You are viewing a plain text version of this content. The canonical link for it is here.
Posted to user@mahout.apache.org by rmx <ru...@hotmail.com> on 2010/11/17 22:28:52 UTC

k-means output missing some cluster centers coordinates

Hi.

I am running k-means over a numerical dataset with 41 variables.

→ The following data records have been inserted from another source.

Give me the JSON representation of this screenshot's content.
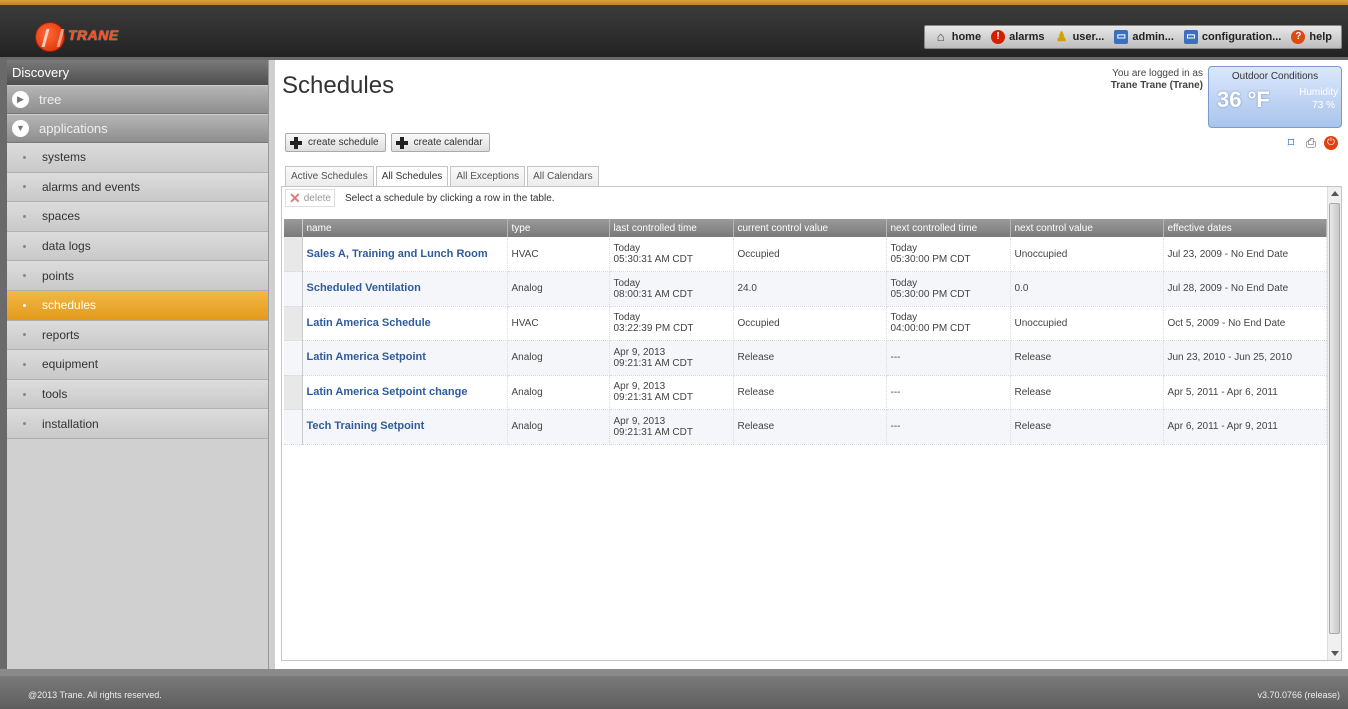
{
  "brand": {
    "logo_text": "TRANE"
  },
  "topnav": [
    {
      "label": "home",
      "icon": "home-icon"
    },
    {
      "label": "alarms",
      "icon": "alarm-icon"
    },
    {
      "label": "user...",
      "icon": "user-icon"
    },
    {
      "label": "admin...",
      "icon": "admin-icon"
    },
    {
      "label": "configuration...",
      "icon": "configuration-icon"
    },
    {
      "label": "help",
      "icon": "help-icon"
    }
  ],
  "sidebar": {
    "title": "Discovery",
    "groups": [
      {
        "label": "tree"
      },
      {
        "label": "applications"
      }
    ],
    "items": [
      {
        "label": "systems"
      },
      {
        "label": "alarms and events"
      },
      {
        "label": "spaces"
      },
      {
        "label": "data logs"
      },
      {
        "label": "points"
      },
      {
        "label": "schedules",
        "active": true
      },
      {
        "label": "reports"
      },
      {
        "label": "equipment"
      },
      {
        "label": "tools"
      },
      {
        "label": "installation"
      }
    ]
  },
  "page": {
    "title": "Schedules",
    "login_label": "You are logged in as",
    "login_name": "Trane Trane (Trane)"
  },
  "outdoor": {
    "title": "Outdoor Conditions",
    "temperature": "36 °F",
    "humidity_label": "Humidity",
    "humidity": "73 %"
  },
  "actions": {
    "create_schedule": "create schedule",
    "create_calendar": "create calendar"
  },
  "tabs": [
    {
      "label": "Active Schedules"
    },
    {
      "label": "All Schedules",
      "active": true
    },
    {
      "label": "All Exceptions"
    },
    {
      "label": "All Calendars"
    }
  ],
  "toolbar": {
    "delete_label": "delete",
    "hint": "Select a schedule by clicking a row in the table."
  },
  "table": {
    "columns": [
      "name",
      "type",
      "last controlled time",
      "current control value",
      "next controlled time",
      "next control value",
      "effective dates"
    ],
    "rows": [
      {
        "name": "Sales A, Training and Lunch Room",
        "type": "HVAC",
        "last_time_1": "Today",
        "last_time_2": "05:30:31 AM CDT",
        "current": "Occupied",
        "next_time_1": "Today",
        "next_time_2": "05:30:00 PM CDT",
        "next_value": "Unoccupied",
        "dates": "Jul 23, 2009 - No End Date"
      },
      {
        "name": "Scheduled Ventilation",
        "type": "Analog",
        "last_time_1": "Today",
        "last_time_2": "08:00:31 AM CDT",
        "current": "24.0",
        "next_time_1": "Today",
        "next_time_2": "05:30:00 PM CDT",
        "next_value": "0.0",
        "dates": "Jul 28, 2009 - No End Date"
      },
      {
        "name": "Latin America Schedule",
        "type": "HVAC",
        "last_time_1": "Today",
        "last_time_2": "03:22:39 PM CDT",
        "current": "Occupied",
        "next_time_1": "Today",
        "next_time_2": "04:00:00 PM CDT",
        "next_value": "Unoccupied",
        "dates": "Oct 5, 2009 - No End Date"
      },
      {
        "name": "Latin America Setpoint",
        "type": "Analog",
        "last_time_1": "Apr 9, 2013",
        "last_time_2": "09:21:31 AM CDT",
        "current": "Release",
        "next_time_1": "---",
        "next_time_2": "",
        "next_value": "Release",
        "dates": "Jun 23, 2010 - Jun 25, 2010"
      },
      {
        "name": "Latin America Setpoint change",
        "type": "Analog",
        "last_time_1": "Apr 9, 2013",
        "last_time_2": "09:21:31 AM CDT",
        "current": "Release",
        "next_time_1": "---",
        "next_time_2": "",
        "next_value": "Release",
        "dates": "Apr 5, 2011 - Apr 6, 2011"
      },
      {
        "name": "Tech Training Setpoint",
        "type": "Analog",
        "last_time_1": "Apr 9, 2013",
        "last_time_2": "09:21:31 AM CDT",
        "current": "Release",
        "next_time_1": "---",
        "next_time_2": "",
        "next_value": "Release",
        "dates": "Apr 6, 2011 - Apr 9, 2011"
      }
    ]
  },
  "footer": {
    "copyright": "@2013 Trane. All rights reserved.",
    "version": "v3.70.0766 (release)"
  },
  "colors": {
    "accent": "#e8a52a",
    "link": "#2f5b9c",
    "brand": "#e03a10"
  }
}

The output is missing  some cluster centers coordinates.

For example in this center it misses the coordinates number 6, 8, 10, 12,
13, 14,...:
"VL-489651{n=290923 c=[0:0.081, 1:2.931, 2:8.846, 3:1.000, 4:1009.936,
5:10.337, 7:0.000, 9:0.000, 11:0.033, 15:0.000, 16:0.001, 17:0.000,
18:0.000, 22:489.476, 23:489.492, 24:0.000, 25:0.000, 26:0.000, 27:0.000,
28:0.999, 29:0.001, 30:0.013, 31:250.361, 32:250.280, 33:0.986, 34:0.002,
35:0.969, 36:0.000, 37:0.000, 38:0.000, 39:0.000, 40:0.000, 41:8.723]
r=[0:2.377, 1:0.366, 2:1.750, 3:0.044, 4:949.196, 5:69.735, 7:0.009,
9:0.010, 11:0.179, 15:0.009, 16:0.031, 17:0.011, 18:0.020, 22:94.125,
23:94.032, 24:0.005, 25:0.005, 26:0.003, 27:0.003, 28:0.019, 29:0.031,
30:0.112, 31:28.323, 32:26.883, 33:0.087, 34:0.024, 35:0.169, 36:0.004,
37:0.011, 38:0.005, 39:0.014, 40:0.002, 41:1.470]}"

Thank you in advance
-- 
View this message in context: http://lucene.472066.n3.nabble.com/k-means-output-missing-some-cluster-centers-coordinates-tp1919928p1919928.html
Sent from the Mahout User List mailing list archive at Nabble.com.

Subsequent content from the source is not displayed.